7.3 Export results of Model 1 and Model 2 to a html file and rename the names of coefficients in a clearer way to understand. Does the association between marital status and family life satisfaction differ by gender?
dataset4$marital <- fct_relevel(dataset4$marital, "Married")
model1 <- lm_robust(data = dataset4,
formula = fam_sat ~ age + marital + parenthood + sex )
summary(model1 )
##
## Call:
## lm_robust(formula = fam_sat ~ age + marital + parenthood + sex,
## data = dataset4)
##
## Standard error type: HC2
##
## Coefficients:
## Estimate Std. Error t value Pr(>|t|) CI Lower CI Upper
## (Intercept) 5.89003 0.45459 12.957 6.284e-37 4.9985 6.78155
## age 0.05499 0.01335 4.118 3.981e-05 0.0288 0.08118
## maritalDivorced -0.70494 0.16974 -4.153 3.420e-05 -1.0378 -0.37205
## parenthoodHave kids -0.50482 0.14393 -3.507 4.625e-04 -0.7871 -0.22255
## sex2 Female -0.19946 0.10979 -1.817 6.941e-02 -0.4148 0.01586
## DF
## (Intercept) 2002
## age 2002
## maritalDivorced 2002
## parenthoodHave kids 2002
## sex2 Female 2002
##
## Multiple R-squared: 0.02361 , Adjusted R-squared: 0.02166
## F-statistic: 11.49 on 4 and 2002 DF, p-value: 3.208e-09
model2 <- lm_robust(data = dataset4,
formula = fam_sat ~ age + marital*sex + parenthood )
summary(model2)
##
## Call:
## lm_robust(formula = fam_sat ~ age + marital * sex + parenthood,
## data = dataset4)
##
## Standard error type: HC2
##
## Coefficients:
## Estimate Std. Error t value Pr(>|t|) CI Lower
## (Intercept) 5.85184 0.45541 12.8497 2.271e-36 4.95872
## age 0.05505 0.01336 4.1201 3.941e-05 0.02885
## maritalDivorced -0.48264 0.27038 -1.7850 7.441e-02 -1.01290
## sex2 Female -0.15543 0.11584 -1.3417 1.798e-01 -0.38261
## parenthoodHave kids -0.49235 0.14393 -3.4208 6.368e-04 -0.77460
## maritalDivorced:sex2 Female -0.34132 0.34621 -0.9859 3.243e-01 -1.02030
## CI Upper DF
## (Intercept) 6.74497 2001
## age 0.08125 2001
## maritalDivorced 0.04762 2001
## sex2 Female 0.07176 2001
## parenthoodHave kids -0.21009 2001
## maritalDivorced:sex2 Female 0.33765 2001
##
## Multiple R-squared: 0.02414 , Adjusted R-squared: 0.0217
## F-statistic: 9.218 on 5 and 2001 DF, p-value: 1.096e-08
texreg::htmlreg(
list(model1, model2),
custom.coef.names = c("Intercept",
"Age",
"Divorced (Ref.=Married)",
"Have kids (Ref.=no kid)",
"Female (Ref.=Male)",
"Divorced x Female"
),
include.ci = FALSE, digits = 3,
file = "models_rename.html") #html
## The table was written to the file 'models_rename.html'.

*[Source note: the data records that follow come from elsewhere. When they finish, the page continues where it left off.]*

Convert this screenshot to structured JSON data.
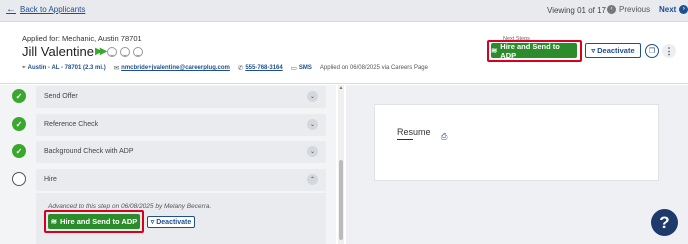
{
  "nav": {
    "back_label": "Back to Applicants",
    "viewing": "Viewing 01 of 17",
    "previous": "Previous",
    "next": "Next"
  },
  "candidate": {
    "applied_for": "Applied for: Mechanic, Austin 78701",
    "name": "Jill Valentine",
    "location": "Austin - AL - 78701 (2.3 mi.)",
    "email": "nmcbride+jvalentine@careerplug.com",
    "phone": "555-768-3164",
    "sms": "SMS",
    "applied_on": "Applied on 06/08/2025 via Careers Page"
  },
  "actions": {
    "next_steps_label": "Next Steps",
    "hire_send": "Hire and Send to ADP",
    "deactivate": "Deactivate"
  },
  "workflow": {
    "steps": [
      {
        "label": "Send Offer",
        "done": true
      },
      {
        "label": "Reference Check",
        "done": true
      },
      {
        "label": "Background Check with ADP",
        "done": true
      },
      {
        "label": "Hire",
        "done": false
      }
    ],
    "hire_note": "Advanced to this step on 06/08/2025 by Melany Becerra.",
    "hire_send": "Hire and Send to ADP",
    "deactivate": "Deactivate"
  },
  "resume": {
    "title": "Resume"
  },
  "help": "?",
  "colors": {
    "primary": "#1d4f91",
    "success": "#2c8c2c",
    "highlight": "#d9001b"
  }
}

As the interaction between marital status and sex is not significant at 5% significance level, I can say the association between marital status and family life satisfaction does not differ by gender.

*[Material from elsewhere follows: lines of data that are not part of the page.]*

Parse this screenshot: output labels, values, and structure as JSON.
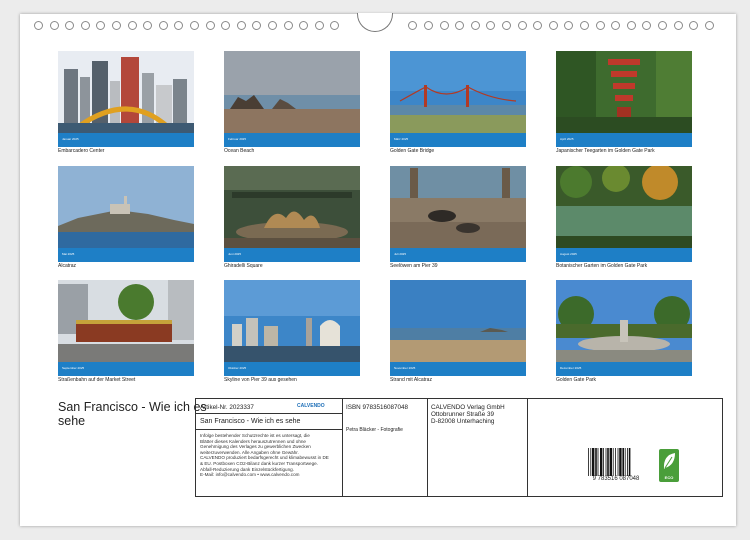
{
  "calendar_title": "San Francisco - Wie ich es sehe",
  "photos": [
    {
      "caption": "Embarcadero Center",
      "month": "Januar 2025"
    },
    {
      "caption": "Ocean Beach",
      "month": "Februar 2025"
    },
    {
      "caption": "Golden Gate Bridge",
      "month": "März 2025"
    },
    {
      "caption": "Japanischer Teegarten im Golden Gate Park",
      "month": "April 2025"
    },
    {
      "caption": "Alcatraz",
      "month": "Mai 2025"
    },
    {
      "caption": "Ghiradelli Square",
      "month": "Juni 2025"
    },
    {
      "caption": "Seelöwen am Pier 39",
      "month": "Juli 2025"
    },
    {
      "caption": "Botanischer Garten im Golden Gate Park",
      "month": "August 2025"
    },
    {
      "caption": "Straßenbahn auf der Market Street",
      "month": "September 2025"
    },
    {
      "caption": "Skyline von Pier 39 aus gesehen",
      "month": "Oktober 2025"
    },
    {
      "caption": "Strand mit Alcatraz",
      "month": "November 2025"
    },
    {
      "caption": "Golden Gate Park",
      "month": "Dezember 2025"
    }
  ],
  "info": {
    "article_no": "Artikel-Nr. 2023337",
    "logo": "CALVENDO",
    "title_line": "San Francisco - Wie ich es sehe",
    "legal": [
      "Infolge bestehender Schutzrechte ist es untersagt, die",
      "Blätter dieses Kalenders herauszutrennen und ohne",
      "Genehmigung des Verlages zu gewerblichen Zwecken",
      "weiterzuverwenden. Alle Angaben ohne Gewähr.",
      "CALVENDO produziert bedarfsgerecht und klimabewusst in DE",
      "& EU. Postboxen CO2-Bilanz dank kurzer Transportwege.",
      "Abfall-Reduzierung dank Einzelstückfertigung.",
      "E-Mail: info@calvendo.com • www.calvendo.com"
    ],
    "isbn": "ISBN 9783516087048",
    "author": "Petra Bläcker - Fotografie",
    "publisher": [
      "CALVENDO Verlag GmbH",
      "Ottobrunner Straße 39",
      "D-82008 Unterhaching"
    ],
    "barcode_number": "9 783516 087048",
    "eco_label": "ECO"
  }
}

Using standard error robust OLS to do the following models
Add an interaction between marital status and and age in Model 1 (Question 7.1). Does the association between age and family life satisfaction differ by marital status?

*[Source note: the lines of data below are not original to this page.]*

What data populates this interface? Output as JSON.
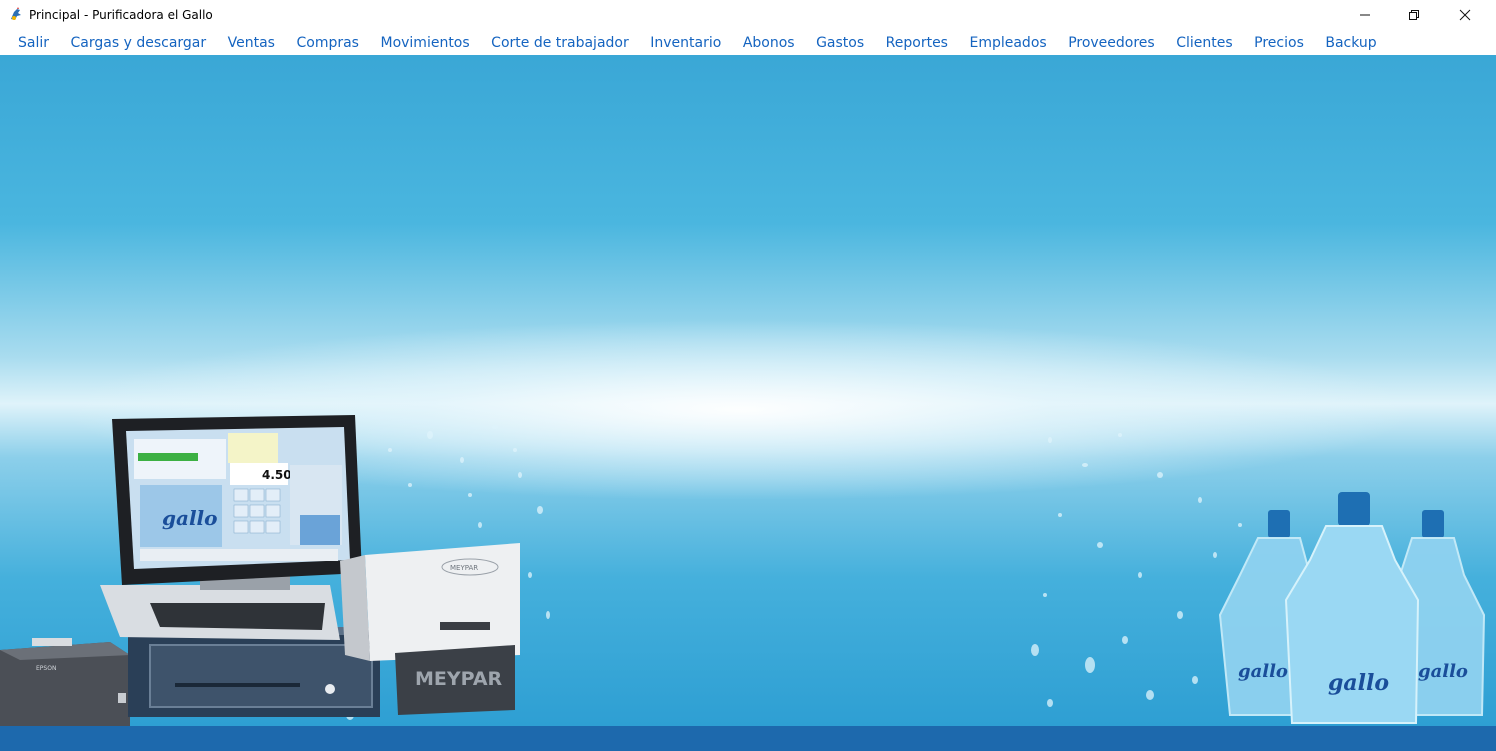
{
  "window": {
    "title": "Principal - Purificadora el Gallo",
    "controls": {
      "minimize": "–",
      "maximize": "❐",
      "close": "✕"
    }
  },
  "menu": {
    "items": [
      "Salir",
      "Cargas y descargar",
      "Ventas",
      "Compras",
      "Movimientos",
      "Corte de trabajador",
      "Inventario",
      "Abonos",
      "Gastos",
      "Reportes",
      "Empleados",
      "Proveedores",
      "Clientes",
      "Precios",
      "Backup"
    ]
  },
  "pos_screen": {
    "amount": "4.50",
    "logo_text": "gallo"
  },
  "hardware": {
    "printer_brand": "EPSON",
    "pos_brand": "MEYPAR",
    "pos_brand_small": "MEYPAR"
  },
  "bottles": {
    "logo_text": "gallo"
  },
  "colors": {
    "menu_text": "#1564c0",
    "footer_bg": "#1d69ad",
    "background_top": "#3aa7d6",
    "background_bottom": "#2e9fd3"
  },
  "icons": {
    "app": "rooster-app-icon",
    "minimize": "minimize-icon",
    "maximize": "restore-icon",
    "close": "close-icon"
  }
}
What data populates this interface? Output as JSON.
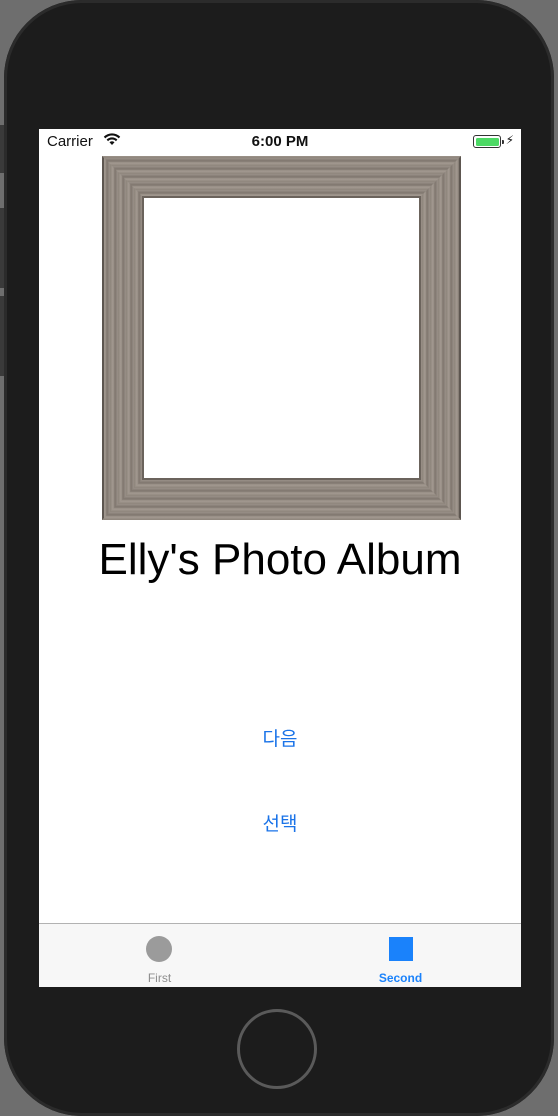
{
  "status_bar": {
    "carrier": "Carrier",
    "time": "6:00 PM"
  },
  "album": {
    "title": "Elly's Photo Album"
  },
  "buttons": {
    "next_label": "다음",
    "select_label": "선택"
  },
  "tab_bar": {
    "tabs": [
      {
        "label": "First",
        "icon": "circle-icon",
        "selected": false
      },
      {
        "label": "Second",
        "icon": "square-icon",
        "selected": true
      }
    ]
  },
  "colors": {
    "accent": "#1a82fb",
    "battery": "#4cd964",
    "device": "#1c1c1c"
  }
}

model3 <- lm_robust(data = dataset4,
formula = fam_sat ~ marital*age + sex + parenthood )
summary(model3)
##
## Call:
## lm_robust(formula = fam_sat ~ marital * age + sex + parenthood,
## data = dataset4)
##
## Standard error type: HC2
##
## Coefficients:
## Estimate Std. Error t value Pr(>|t|) CI Lower CI Upper
## (Intercept) 5.72962 0.46763 12.2524 2.472e-33 4.81253 6.64672
## maritalDivorced 0.69487 1.59051 0.4369 6.622e-01 -2.42437 3.81410
## age 0.05977 0.01391 4.2968 1.816e-05 0.03249 0.08706
## sex2 Female -0.19644 0.10977 -1.7896 7.367e-02 -0.41171 0.01883
## parenthoodHave kids -0.50691 0.14445 -3.5093 4.593e-04 -0.79020 -0.22363
## maritalDivorced:age -0.04083 0.04574 -0.8927 3.721e-01 -0.13053 0.04887
## DF
## (Intercept) 2001
## maritalDivorced 2001
## age 2001
## sex2 Female 2001
## parenthoodHave kids 2001
## maritalDivorced:age 2001
##
## Multiple R-squared: 0.02418 , Adjusted R-squared: 0.02174
## F-statistic: 9.498 on 5 and 2001 DF, p-value: 5.761e-09
texreg::htmlreg(list(model3),
custom.coef.names = c("Intercept",
"Divorced (Ref.=Married)",
"Age",
"Female (Ref.=Male)",
"Have kids (Ref.=no kid)",
"Divorced x Age"
),
custom.model.names=c("Model3_age inter"),
include.ci = FALSE, digits = 3,
file = "models3.html") #html
## The table was written to the file 'models3.html'.
As the interaction between marital status and age is not significant at 5% significance level, I can say the association between age and family life satisfaction does not differ by marital status.